What This Means for Practitioners
The optimization outcomes reveal two distinct artifacts an attacker can get better by means of bounded perturbations, every exploiting a distinct hole in VLM security:
- Artifact 1: Degraded pictures that evade OCR detectors whereas remaining model-readable. When a mannequin fails to learn the unique picture (small font, heavy blur, rotation), a bounded perturbation can get better semantic content material within the mannequin’s inner illustration with out restoring visible legibility to a human. This implies an attacker can craft pictures that appear like noise or illegible distortion to any OCR-based content material filter but carry totally readable directions to the goal VLM.
- Artifact 2: Refusal suppression transferred from profitable immediate injections. When the VLM already reads the textual content however refuses, bounded perturbations can shift the security choice boundary. The important thing perception is that the perturbation patterns realized from profitable assaults in a single configuration (e.g., a specific font measurement or degradation sort) generalize — an attacker can exploit what works in a single modality or setting and apply it to suppress refusals in others. This implies security alignment that holds for clear inputs will be systematically eroded by perturbations knowledgeable by prior successes, with out requiring mannequin internals.

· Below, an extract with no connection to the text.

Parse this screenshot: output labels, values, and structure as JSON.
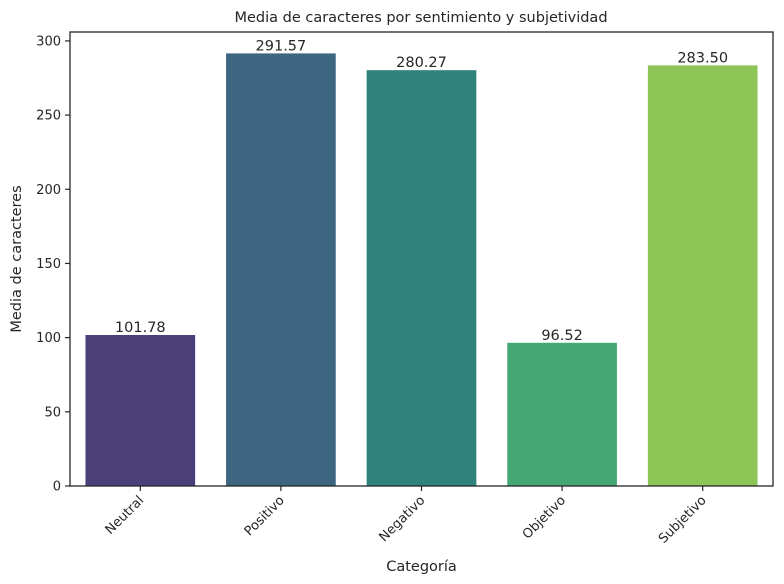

These two artifacts compound: an attacker doesn’t want entry to the goal mannequin to elicit this response. By producing the perturbations on a various group of substitute fashions (Artifact 1), the assaults generated can switch to proprietary goal fashions with out ever interacting with them (Artifact 2). Collectively, they kind a pipeline from evading detection to reaching compliance.
Trying Forward
Multimodal embedding distance emerges as a robust lens for understanding typographic immediate injection. Half 1 confirmed it correlates with assault success; Half 2 reveals it may be weaponized to reveal two co-occurring fragilities. The discovering that bounded perturbations can cut back refusal charges with out enhancing visible legibility factors to a necessity for security mechanisms strong in illustration house, not simply the pixel area.